Çünkü belli bir düzeyde mizah zaten evin içinde çay içmek gibi bir şey bizim için. Özellikle büyürken, tabii ergenlik zamanında ailemle kurduğum ilişkinin korkunç olduğunu düşünüyordum. Herkes gibi anlaşılmadığımı, gerçekten ne hayal kurduğumun hiç önemsenmediğini falan kendime söylüyordum. Fakat büyüdüğümde, özellikle İstanbul’a geldikten sonra fark ettim ki benim ailemi öpüp başıma koymam gerekiyormuş. Çünkü o kadar başka hikayeler dinledim ki, ben harika bir konforda yaşamışım çocukluğumu. Şükrediyorum böyle bir ailem olduğu için. Ve galiba kim olduğumu belirleyen şey de ailem. Biz evde hiç kavga görmedik. Şiddetten de haberimiz olmadı. Aile içi şiddet denilen şeyin tanımlanması gerçekten benim çok ileri yaşlarımda karşıma çıkan bir şey ve galiba o yüzden çok hassasım bu konuda. ”

ibrahim_selim

○ “GÖZLERİMİN İÇİNE BAK”

Programda konuklarına sorduğu sorulardan bazılarını şimdi kendisinin cevaplamasını istiyorum.

• Birini etkilemek istediğinde açtığın en güvenilir konu başlığı nedir?

Beraber yaşadığımız bir tecrübe varsa, mesela bir konserde yan yana o konserle ilgili konu açarım. Benim en güvenilir yönlerimden biri hafızamdır. Yani o konserde üç sıra yanımızdaki insanın kıyafetinden karşı duvarda köşede bekleyen adamın saçının rengine kadar birçok şeyi hatırlarım. Dolayısıyla oradan konu açarım. Etkilemek için konuşuyorsam zaten özen gösterdiğim biridir O. Özen gösterdiğim birinin çevresinde ne olduğuna da çok dikkat ederim.

• En iyi arkadaşının en iyi arkadaşın olmasının üç sebebi nedir?

Yargılamaması herhangi bir şeyi, özen göstermesi ve kimseye bilinçli olarak kötülük yapmaması.

• Seni hiç tanımayan birine üç cümleyle kendini nasıl tanıtırsın?

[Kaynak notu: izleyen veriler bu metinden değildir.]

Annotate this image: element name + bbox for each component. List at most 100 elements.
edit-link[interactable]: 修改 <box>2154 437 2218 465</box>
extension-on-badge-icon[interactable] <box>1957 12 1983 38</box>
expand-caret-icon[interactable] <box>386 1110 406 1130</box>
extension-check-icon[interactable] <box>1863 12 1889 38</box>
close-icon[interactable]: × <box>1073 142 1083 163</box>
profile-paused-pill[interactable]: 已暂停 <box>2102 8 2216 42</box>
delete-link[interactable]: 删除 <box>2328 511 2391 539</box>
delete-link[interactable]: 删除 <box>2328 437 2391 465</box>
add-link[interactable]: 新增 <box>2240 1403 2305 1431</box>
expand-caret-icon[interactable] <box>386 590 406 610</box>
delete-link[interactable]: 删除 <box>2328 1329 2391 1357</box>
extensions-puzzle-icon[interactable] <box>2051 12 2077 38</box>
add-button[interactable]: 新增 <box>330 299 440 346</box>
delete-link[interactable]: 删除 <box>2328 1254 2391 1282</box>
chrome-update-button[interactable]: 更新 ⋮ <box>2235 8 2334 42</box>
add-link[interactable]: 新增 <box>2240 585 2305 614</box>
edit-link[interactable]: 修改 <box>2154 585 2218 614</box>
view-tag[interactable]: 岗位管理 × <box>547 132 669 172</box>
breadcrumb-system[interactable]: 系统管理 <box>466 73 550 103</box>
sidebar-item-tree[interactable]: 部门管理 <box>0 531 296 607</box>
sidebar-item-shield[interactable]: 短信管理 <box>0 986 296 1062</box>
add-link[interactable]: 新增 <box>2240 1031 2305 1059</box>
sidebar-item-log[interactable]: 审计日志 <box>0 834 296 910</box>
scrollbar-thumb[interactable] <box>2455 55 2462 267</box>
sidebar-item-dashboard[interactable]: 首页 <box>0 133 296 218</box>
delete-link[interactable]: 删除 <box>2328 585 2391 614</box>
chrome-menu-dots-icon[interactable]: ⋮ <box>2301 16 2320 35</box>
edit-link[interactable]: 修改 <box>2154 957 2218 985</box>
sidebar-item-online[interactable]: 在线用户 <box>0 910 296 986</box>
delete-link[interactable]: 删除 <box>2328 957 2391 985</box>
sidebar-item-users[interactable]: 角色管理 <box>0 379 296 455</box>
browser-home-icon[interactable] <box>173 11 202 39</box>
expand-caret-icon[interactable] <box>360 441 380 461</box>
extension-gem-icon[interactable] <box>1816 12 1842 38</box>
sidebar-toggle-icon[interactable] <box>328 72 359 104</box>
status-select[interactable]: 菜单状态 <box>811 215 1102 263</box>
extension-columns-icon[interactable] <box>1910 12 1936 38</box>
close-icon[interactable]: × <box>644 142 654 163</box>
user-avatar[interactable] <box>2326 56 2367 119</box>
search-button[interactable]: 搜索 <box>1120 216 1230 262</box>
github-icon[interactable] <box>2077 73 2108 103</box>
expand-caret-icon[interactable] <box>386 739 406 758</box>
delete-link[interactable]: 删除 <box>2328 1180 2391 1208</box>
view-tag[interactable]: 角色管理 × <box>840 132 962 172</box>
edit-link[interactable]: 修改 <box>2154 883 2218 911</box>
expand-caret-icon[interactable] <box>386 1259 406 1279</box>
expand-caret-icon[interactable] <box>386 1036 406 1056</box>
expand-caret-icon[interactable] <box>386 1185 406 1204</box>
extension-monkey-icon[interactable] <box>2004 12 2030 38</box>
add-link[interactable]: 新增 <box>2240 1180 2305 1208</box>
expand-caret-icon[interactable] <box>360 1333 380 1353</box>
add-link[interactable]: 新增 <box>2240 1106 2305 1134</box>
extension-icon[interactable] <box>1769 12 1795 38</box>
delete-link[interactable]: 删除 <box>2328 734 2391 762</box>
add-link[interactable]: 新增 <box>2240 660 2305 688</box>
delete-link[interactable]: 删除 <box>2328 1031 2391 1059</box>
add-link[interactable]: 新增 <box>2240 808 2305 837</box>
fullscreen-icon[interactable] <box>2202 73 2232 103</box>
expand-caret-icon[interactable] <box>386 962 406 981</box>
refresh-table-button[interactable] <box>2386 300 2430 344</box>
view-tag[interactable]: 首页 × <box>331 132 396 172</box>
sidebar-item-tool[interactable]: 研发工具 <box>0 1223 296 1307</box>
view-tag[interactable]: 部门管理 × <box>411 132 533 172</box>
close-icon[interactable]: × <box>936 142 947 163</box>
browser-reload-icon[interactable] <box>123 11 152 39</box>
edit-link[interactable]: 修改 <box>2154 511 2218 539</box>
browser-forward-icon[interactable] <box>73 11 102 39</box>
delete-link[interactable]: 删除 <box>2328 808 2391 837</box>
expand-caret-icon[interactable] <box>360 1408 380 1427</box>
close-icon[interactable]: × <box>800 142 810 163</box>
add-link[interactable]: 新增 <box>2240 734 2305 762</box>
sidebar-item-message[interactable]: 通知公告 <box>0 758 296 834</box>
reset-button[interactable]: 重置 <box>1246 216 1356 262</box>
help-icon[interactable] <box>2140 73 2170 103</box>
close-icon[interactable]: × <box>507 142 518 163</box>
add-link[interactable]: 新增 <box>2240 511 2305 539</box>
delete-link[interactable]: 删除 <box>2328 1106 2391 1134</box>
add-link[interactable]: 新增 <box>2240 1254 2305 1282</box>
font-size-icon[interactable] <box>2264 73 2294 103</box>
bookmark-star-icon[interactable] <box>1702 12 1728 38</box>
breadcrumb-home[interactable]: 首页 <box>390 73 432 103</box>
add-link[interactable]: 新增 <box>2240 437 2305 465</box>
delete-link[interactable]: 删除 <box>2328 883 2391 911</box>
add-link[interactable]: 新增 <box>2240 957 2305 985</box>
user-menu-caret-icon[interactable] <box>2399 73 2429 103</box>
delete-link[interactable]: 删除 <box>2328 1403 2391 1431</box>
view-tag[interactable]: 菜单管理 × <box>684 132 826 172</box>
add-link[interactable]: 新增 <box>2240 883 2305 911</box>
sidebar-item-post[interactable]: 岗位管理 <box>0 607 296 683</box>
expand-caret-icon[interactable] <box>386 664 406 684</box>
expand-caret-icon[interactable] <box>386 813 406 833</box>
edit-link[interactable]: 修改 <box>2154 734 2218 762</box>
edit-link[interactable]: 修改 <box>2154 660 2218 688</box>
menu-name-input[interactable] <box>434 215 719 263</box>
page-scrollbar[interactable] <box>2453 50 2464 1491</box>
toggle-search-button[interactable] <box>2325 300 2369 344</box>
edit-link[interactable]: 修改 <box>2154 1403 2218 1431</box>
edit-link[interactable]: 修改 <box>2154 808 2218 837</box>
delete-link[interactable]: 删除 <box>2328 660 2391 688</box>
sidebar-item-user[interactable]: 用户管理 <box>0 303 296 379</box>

İnsan başına geleceğini biliyor soruları hazırlarken. (gülüyor) Düşünüyorum; ben üç cümleyle kendimi nasıl tanımlarım? Bilmem... Herhalde yaptığım işlerle tanımlarım. Oyuncu, program yapımcısı, seslendirmen diyerek yırtarım buradan.

ibrahim_selim

• Aşık olduğunu nasıl anlarsın?

Yüreğim sıkışır yanımda olmadığında, sürekli gülümsüyorum yanındaken O’na. Son dönemde keşfettiğim bir şey; ben biriyle ilgilenmenin karşı tarafa da yük olabileceğini düşündüğüm zamanlar yaşadım. Ne bileyim biri hasta olur, ona yardım ister mi diye sorarım, yoo dedikten sonra ihtiyacı var mı diye uzaktan seyrederim ama ona böyle bir bakma hissi yaşamak istemezdim, karşı tarafa da rahatsız edici bir şey olarak gelir gibi gelirdi. Meğer iş öyle değilmiş, onunla alakası yokmuş, bunu konu bile etmiyormuşsunuz. Öyle bir his geliyormuş, aşık olduğunuz kimse, onu sarıp sarmalamak istiyormuşsunuz gerçekten. Başına bir şey gelirse tamamen onunla ilgilenmek istiyormuşsunuz. Onu düşünüyormuşsunuz. Size gelen bir hismiş yani.

• Sevgilinin günlüğünü bulsan okur musun?

Okurum. Kesinlikle okurum. Hatta derim ki; ben bunu okurum. Okumamı istemiyorsan bunu sakla. Ama diyorsan ki İbrahim senin de bir fikrin olsun, ortaya bırak derim, demişliğim var.

Unutmadan, etikilendiği üç kitaptan diğer ikisini yazıyorum; Patrick Suskind- Koku, Hakan Günday- Malafa

Sevdiğin bir söz söyler misin, öyle bitirelim diyorum,

“Balık denizi hatırlamaz, sadece yaşar” diyor.